Relatives of James Foley, of Rochester, New Hampshire, said he was kidnapped in north-west Syria by unknown gunmen on Thanksgiving Day.
The 39-year-old has worked in a number of conflict zones around the Middle East, including Syria, Libya and Iraq. He was contributing videos to Agence France-Press while in Syria.
Mr Foley’s disappearance highlights the risks to reporters seeking to cover the civil war from inside Syria.
The Syrian government rarely gives visas to journalists and often limits the movements of those it allows in. This has prompted a number of reporters to sneak into the country with the rebels fighting to topple President Bashar Assad. Some have been killed or wounded while others have disappeared.
Mr Foley and another journalist were working in the northern province of Idlib when they were kidnapped near the village of Taftanaz on November 22. He had entered Syria a short time earlier.
Media outlets refrained from reporting on his kidnapping until his family released their statement. The other reporter’s family has requested that their name is not made public.
Mr Foley’s family said they have not heard from him since.
“We want Jim to come safely home, or at least we need to speak with him to know he’s OK,” said his father, John Foley, in the online statement.
“Jim is an objective journalist and we appeal for the release of Jim unharmed.
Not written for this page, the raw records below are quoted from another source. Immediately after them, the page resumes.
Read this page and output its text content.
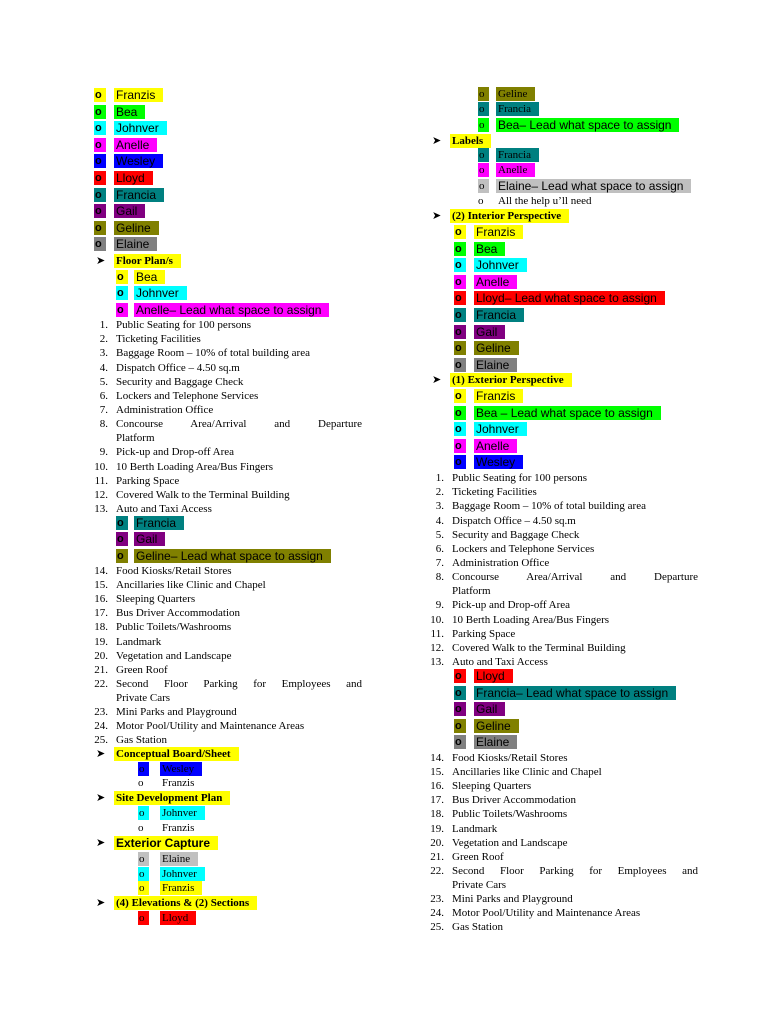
o	Franzis
o	Bea
o	Johnver
o	Anelle
o	Wesley
o	Lloyd
o	Francia
o	Gail
o	Geline
o	Elaine
➤ Floor Plan/s
o	Bea
o	Johnver
o	Anelle– Lead what space to assign
1. Public Seating for 100 persons
2. Ticketing Facilities
3. Baggage Room – 10% of total building area
4. Dispatch Office – 4.50 sq.m
5. Security and Baggage Check
6. Lockers and Telephone Services
7. Administration Office
8. Concourse Area/Arrival and Departure
Platform
9. Pick-up and Drop-off Area
10. 10 Berth Loading Area/Bus Fingers
11. Parking Space
12. Covered Walk to the Terminal Building
13. Auto and Taxi Access
o	Francia
o	Gail
o	Geline– Lead what space to assign
14. Food Kiosks/Retail Stores
15. Ancillaries like Clinic and Chapel
16. Sleeping Quarters
17. Bus Driver Accommodation
18. Public Toilets/Washrooms
19. Landmark
20. Vegetation and Landscape
21. Green Roof
22. Second Floor Parking for Employees and
Private Cars
23. Mini Parks and Playground
24. Motor Pool/Utility and Maintenance Areas
25. Gas Station
➤ Conceptual Board/Sheet
o	Wesley
o Franzis
➤ Site Development Plan
o	Johnver
o Franzis
➤ Exterior Capture
o	Elaine
o	Johnver
o	Franzis
➤ (4) Elevations & (2) Sections
o	Lloyd
o	Geline
o	Francia
o	Bea– Lead what space to assign
➤ Labels
o	Francia
o	Anelle
o	Elaine– Lead what space to assign
o All the help u’ll need
➤ (2) Interior Perspective
o	Franzis
o	Bea
o	Johnver
o	Anelle
o	Lloyd– Lead what space to assign
o	Francia
o	Gail
o	Geline
o	Elaine
➤ (1) Exterior Perspective
o	Franzis
o	Bea – Lead what space to assign
o	Johnver
o	Anelle
o	Wesley
1. Public Seating for 100 persons
2. Ticketing Facilities
3. Baggage Room – 10% of total building area
4. Dispatch Office – 4.50 sq.m
5. Security and Baggage Check
6. Lockers and Telephone Services
7. Administration Office
8. Concourse Area/Arrival and Departure
Platform
9. Pick-up and Drop-off Area
10. 10 Berth Loading Area/Bus Fingers
11. Parking Space
12. Covered Walk to the Terminal Building
13. Auto and Taxi Access
o	Lloyd
o	Francia– Lead what space to assign
o	Gail
o	Geline
o	Elaine
14. Food Kiosks/Retail Stores
15. Ancillaries like Clinic and Chapel
16. Sleeping Quarters
17. Bus Driver Accommodation
18. Public Toilets/Washrooms
19. Landmark
20. Vegetation and Landscape
21. Green Roof
22. Second Floor Parking for Employees and
Private Cars
23. Mini Parks and Playground
24. Motor Pool/Utility and Maintenance Areas
25. Gas Station
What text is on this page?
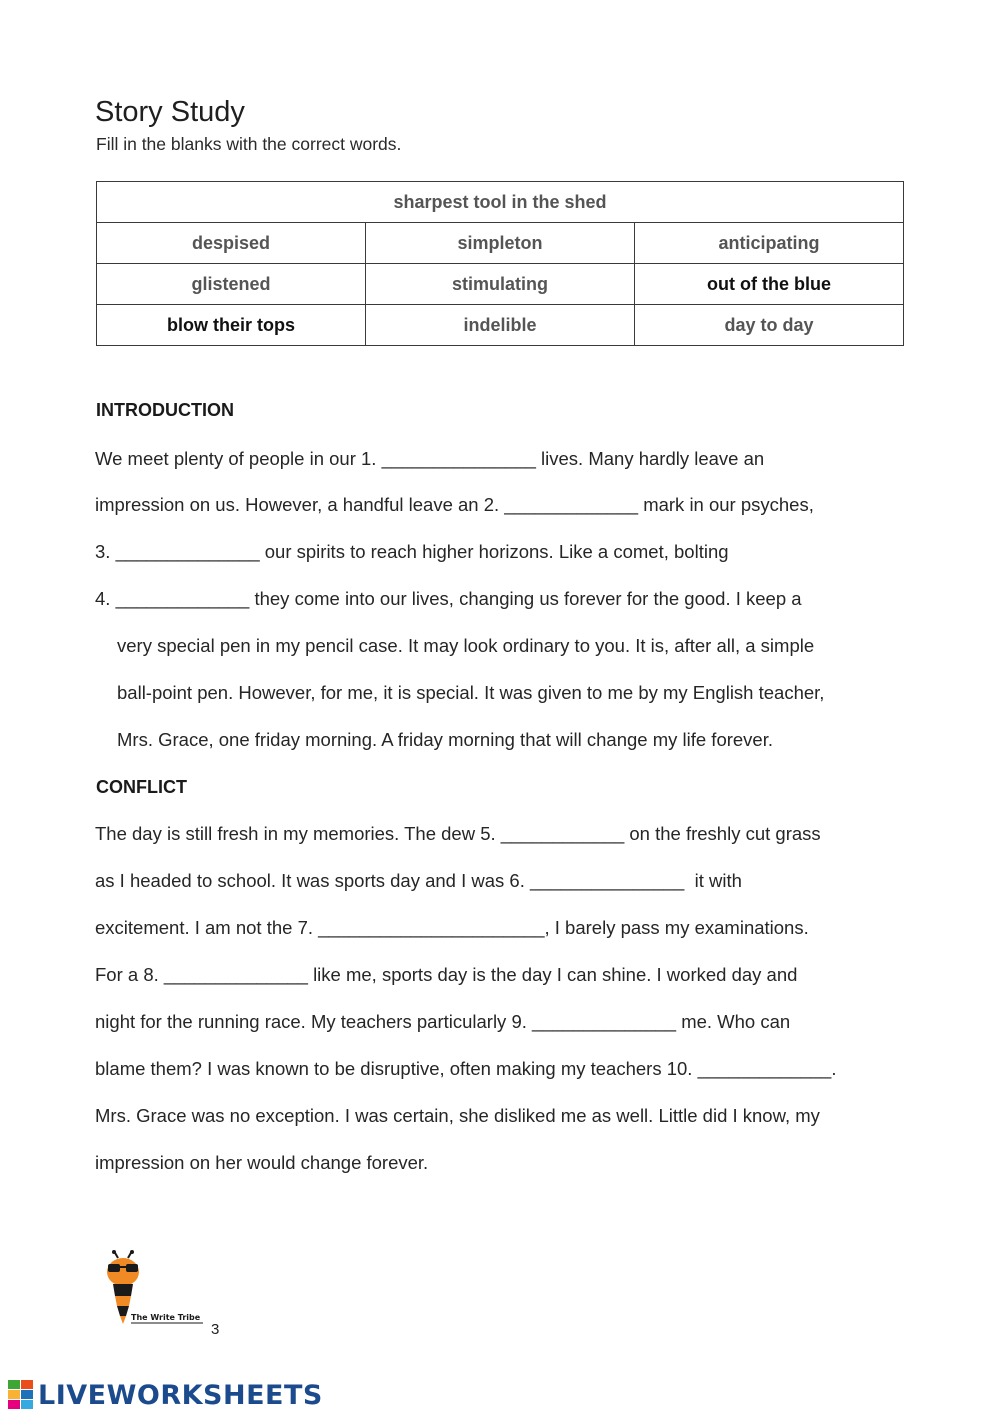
Story Study
Fill in the blanks with the correct words.
sharpest tool in the shed		
despised	simpleton	anticipating
glistened	stimulating	out of the blue
blow their tops	indelible	day to day
INTRODUCTION
We meet plenty of people in our 1. _______________ lives. Many hardly leave an
impression on us. However, a handful leave an 2. _____________ mark in our psyches,
3. ______________ our spirits to reach higher horizons. Like a comet, bolting
4. _____________ they come into our lives, changing us forever for the good. I keep a
very special pen in my pencil case. It may look ordinary to you. It is, after all, a simple
ball-point pen. However, for me, it is special. It was given to me by my English teacher,
Mrs. Grace, one friday morning. A friday morning that will change my life forever.
CONFLICT
The day is still fresh in my memories. The dew 5. ____________ on the freshly cut grass
as I headed to school. It was sports day and I was 6. _______________  it with
excitement. I am not the 7. ______________________, I barely pass my examinations.
For a 8. ______________ like me, sports day is the day I can shine. I worked day and
night for the running race. My teachers particularly 9. ______________ me. Who can
blame them? I was known to be disruptive, often making my teachers 10. _____________.
Mrs. Grace was no exception. I was certain, she disliked me as well. Little did I know, my
impression on her would change forever.
The Write Tribe
3
LIVEWORKSHEETS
To the people who have Jim, please contact us so we can work together toward his release.”
The chairman of Agence France-Press, Emmanuel Hoog, said in a statement that the news agency was doing all it could to get Mr Foley released.
“James is a professional journalist who has remained totally neutral in this conflict,” Mr Hoog said. “His captors, whoever they may be, must release him immediately.”
In April 2011, Mr Foley and two other reporters were detained by government forces in Libya while covering that country’s civil war. They were released six weeks later. South African photographer Anton Hammerl was shot during their capture and left to die in the desert.
“I’ll regret that day for the rest of my life. I’ll regret what happened to Anton,” Mr Foley told the Associated Press at the time. “I will constantly analyse that.”
The Committee to Protect Journalists said Syria was the most dangerous country in the world for journalists in 2012, when 28 reporters were killed.
Those who lost their lives include award-winning French TV reporter Gilles Jacquier, photographer Remi Ochlik and Britain’s Sunday Times correspondent Marie Colvin. Also, Anthony Shadid, a correspondent for The New York Times, died after an apparent asthma attack while on assignment in Syria.
Last month, NBC correspondent Richard Engel and his crew were detained by pro-regime gunmen near where Foley was kidnapped. After his release, Mr Engel said they escaped unharmed during a firefight between their captors and anti-regime rebels.